Сердце у меня захолонуло от ужаса и еще какого‑то непонятного чувства.

– Какого пса вы это устроили? – возмущенно спросила я.

Малик скользнул вниз – текуче и плавно, как вода. Присел на корточки, так что теперь глаза наши оказались почти вровень. От этого мне еще сильнее сделалось не по себе, и я плотнее вжалась в кирпичную стену.

– Тот человек едва не умер, – мягко, но с угрозой в голосе ответил вампир.

Я поспешно кинула взгляд туда, где на мостовой, все еще без чувств, валялся Газза. Сосредоточилась и прислушалась к его пульсу. Замедлился, и сердцебиение ровное. Да, повезло мальчику, здоровье у него лошадиное.

Напряжение отпустило меня.

– Но ведь, не умер же – вон, живехонек.

Малик тряхнул головой:

– Опасно так набрасываться на добычу. От такого, – он ткнул рукой в сторону Газзы, – у них крепнут страхи, они превращаются в обезумевших параноиков, которые всегда настороже. Потому‑то это и запрещено.

Я хотела было раздраженно возразить что‑нибудь вроде «он первый начал, я тут ни при чем, я вообще хотела только помочь», но поняла, что, окажись я на месте Малика и натолкнись на такую вот сценку, тоже не разобралась бы и сочла саму себя виновной.

– Большое спасибо, что просветили. Премного благодарна. – Я осторожно начала поворачиваться на бок. – Но я в лекциях не нуждаюсь. Вся эта политкорректная чушь мне назубок известна.

Малейшее движение отзывалось болью в голове. Я поморгала. Нет, вообще‑то, болит уже гораздо меньше, значит, чары начали действовать.
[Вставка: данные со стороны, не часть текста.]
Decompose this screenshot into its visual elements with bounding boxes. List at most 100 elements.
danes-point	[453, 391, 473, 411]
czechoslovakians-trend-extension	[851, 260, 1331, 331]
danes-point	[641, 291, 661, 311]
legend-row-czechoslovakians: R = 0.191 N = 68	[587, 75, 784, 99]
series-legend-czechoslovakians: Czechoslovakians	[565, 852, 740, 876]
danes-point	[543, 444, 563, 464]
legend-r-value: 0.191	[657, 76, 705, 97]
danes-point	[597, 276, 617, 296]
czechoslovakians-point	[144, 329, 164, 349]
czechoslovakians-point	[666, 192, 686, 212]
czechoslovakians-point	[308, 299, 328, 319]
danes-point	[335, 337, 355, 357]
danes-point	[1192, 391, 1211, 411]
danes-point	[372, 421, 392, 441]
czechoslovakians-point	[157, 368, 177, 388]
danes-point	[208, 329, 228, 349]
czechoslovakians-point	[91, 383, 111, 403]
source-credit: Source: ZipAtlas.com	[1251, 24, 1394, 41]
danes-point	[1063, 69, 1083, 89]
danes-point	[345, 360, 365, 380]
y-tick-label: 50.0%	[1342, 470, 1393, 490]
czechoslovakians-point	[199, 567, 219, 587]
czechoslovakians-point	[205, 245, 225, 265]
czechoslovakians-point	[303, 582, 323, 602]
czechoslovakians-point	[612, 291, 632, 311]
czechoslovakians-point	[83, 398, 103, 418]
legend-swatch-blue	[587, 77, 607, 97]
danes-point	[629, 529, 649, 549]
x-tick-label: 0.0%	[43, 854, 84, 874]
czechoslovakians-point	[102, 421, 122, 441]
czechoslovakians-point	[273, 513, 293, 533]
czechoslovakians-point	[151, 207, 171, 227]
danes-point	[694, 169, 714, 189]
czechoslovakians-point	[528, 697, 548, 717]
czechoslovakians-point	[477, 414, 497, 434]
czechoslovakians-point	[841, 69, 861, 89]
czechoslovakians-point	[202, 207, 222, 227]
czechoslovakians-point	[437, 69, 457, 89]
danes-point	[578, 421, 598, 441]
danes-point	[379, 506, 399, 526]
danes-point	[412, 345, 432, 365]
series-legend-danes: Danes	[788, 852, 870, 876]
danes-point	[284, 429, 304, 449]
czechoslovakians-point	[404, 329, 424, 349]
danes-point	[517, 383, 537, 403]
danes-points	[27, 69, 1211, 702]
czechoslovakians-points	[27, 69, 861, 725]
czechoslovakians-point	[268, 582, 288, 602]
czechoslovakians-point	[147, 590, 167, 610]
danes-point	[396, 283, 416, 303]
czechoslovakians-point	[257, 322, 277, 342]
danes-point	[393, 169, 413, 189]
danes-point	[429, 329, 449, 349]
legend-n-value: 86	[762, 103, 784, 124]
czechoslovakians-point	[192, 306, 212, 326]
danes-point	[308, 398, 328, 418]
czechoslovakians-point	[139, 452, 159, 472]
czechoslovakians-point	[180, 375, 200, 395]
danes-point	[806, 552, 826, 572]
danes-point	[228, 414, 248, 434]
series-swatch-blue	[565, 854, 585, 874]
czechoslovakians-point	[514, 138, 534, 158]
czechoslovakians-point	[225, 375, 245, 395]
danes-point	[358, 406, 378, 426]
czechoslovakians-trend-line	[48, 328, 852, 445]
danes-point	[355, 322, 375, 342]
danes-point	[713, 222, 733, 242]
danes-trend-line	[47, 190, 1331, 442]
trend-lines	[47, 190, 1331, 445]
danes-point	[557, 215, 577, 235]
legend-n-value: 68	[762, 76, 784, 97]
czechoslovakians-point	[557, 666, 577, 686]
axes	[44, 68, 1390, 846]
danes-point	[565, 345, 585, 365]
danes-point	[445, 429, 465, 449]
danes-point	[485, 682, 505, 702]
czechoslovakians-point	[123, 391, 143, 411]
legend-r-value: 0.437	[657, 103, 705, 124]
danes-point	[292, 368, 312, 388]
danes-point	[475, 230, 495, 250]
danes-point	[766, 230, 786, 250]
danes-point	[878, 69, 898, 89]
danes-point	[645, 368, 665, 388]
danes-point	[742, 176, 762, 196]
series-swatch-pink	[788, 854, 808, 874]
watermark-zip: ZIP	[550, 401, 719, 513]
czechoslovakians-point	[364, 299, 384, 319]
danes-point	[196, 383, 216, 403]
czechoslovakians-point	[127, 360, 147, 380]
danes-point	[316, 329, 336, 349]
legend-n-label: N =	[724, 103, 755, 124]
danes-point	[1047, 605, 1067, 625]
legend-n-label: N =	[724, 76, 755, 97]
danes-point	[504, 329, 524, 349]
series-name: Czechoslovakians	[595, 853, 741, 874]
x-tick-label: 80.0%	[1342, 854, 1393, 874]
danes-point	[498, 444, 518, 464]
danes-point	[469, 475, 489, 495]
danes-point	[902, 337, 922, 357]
– А теперь, с вашего позволения, я тут приберусь немного, и давайте забудем о случившемся.

Малик вздохнул, и меня будто порывом ветра овеяло.

– Ты моя, Роза. Я не в силах это забыть. И продолжать в таком духе я тебе не позволю.

Я озадаченно наморщила лоб:

– Простите, что вы сказали?

– Мне сообщили, что ты одичала, Роза. – Он небрежно смахнул со лба черные волосы. В мочке уха блеснул черный кристалл. – Поначалу я не поверил... но теперь убедился своими глазами.

От изумления у меня по спине побежали мурашки. Почему он называет меня Розой? Что за игры?

– Меня зовут вовсе не Роза! – отчеканила я, радуясь, что удалось произнести это спокойно. – Вы что‑то путаете.

– Нет, Роза, не путаю. Ты кровь от крови моей. – Алые огоньки в его зрачках полыхнули и погасли, так что теперь глаза стали как холодные обсидианы. – Я дал тебе Дар этой жизни.

Я уставилась на вампира в ужасе. Аль‑Хан возомнил, будто это он посвятил меня в вампиры? Но почему? Неужели все дело в обличье пышной брюнетки, которое временно дали мне чары? Но это же просто маска, искусственно сконструированная с нуля, и не более того!

Ой ли? А если не маска? А если это внешность реально существующей женщины? Или... уже не существующей?

«Проклятие! Что за чары с черного рынка я умудрилась купить, что за контрафактный товар?!»

Отрицательно покачав головой, я обнаружила, что боль почти прошла. Какая глупость, как будто сейчас это имеет значение. Я подавила все сомнения и твердо сказала:

– Вы заблуждаетесь.

– Не смей со мной спорить! – резко ответил Малик. – Быть может, ты и стала независимее, но я все еще вправе тебя уничтожить, ибо я тебя породил. – Его красивые губы сжались в тонкую черту. – И я уничтожу тебя, если посчитаю нужным.

Нечего сказать, порадовал. Вот только этих слов мне и не хватало сейчас для полного счастья!

А Малик продолжал:

– Зачем ты бежала из дому, Роза? – Он протянул руку и легонько коснулся пальцем уголка моего рта. Глаза его мерцали печалью. – Зачем покинула своих?

От его касания к губам у меня прилила кровь, их начало покалывать, точно тысячей иголочек, а по всему телу пробежала дрожь – дрожь не до конца утоленного голода, и не только голода, но и желания, вызванного дозой вампирского яда. Предвкушение удовольствия заглушило боль. Я облизнулась и ощутила насыщенный вкус пряностей.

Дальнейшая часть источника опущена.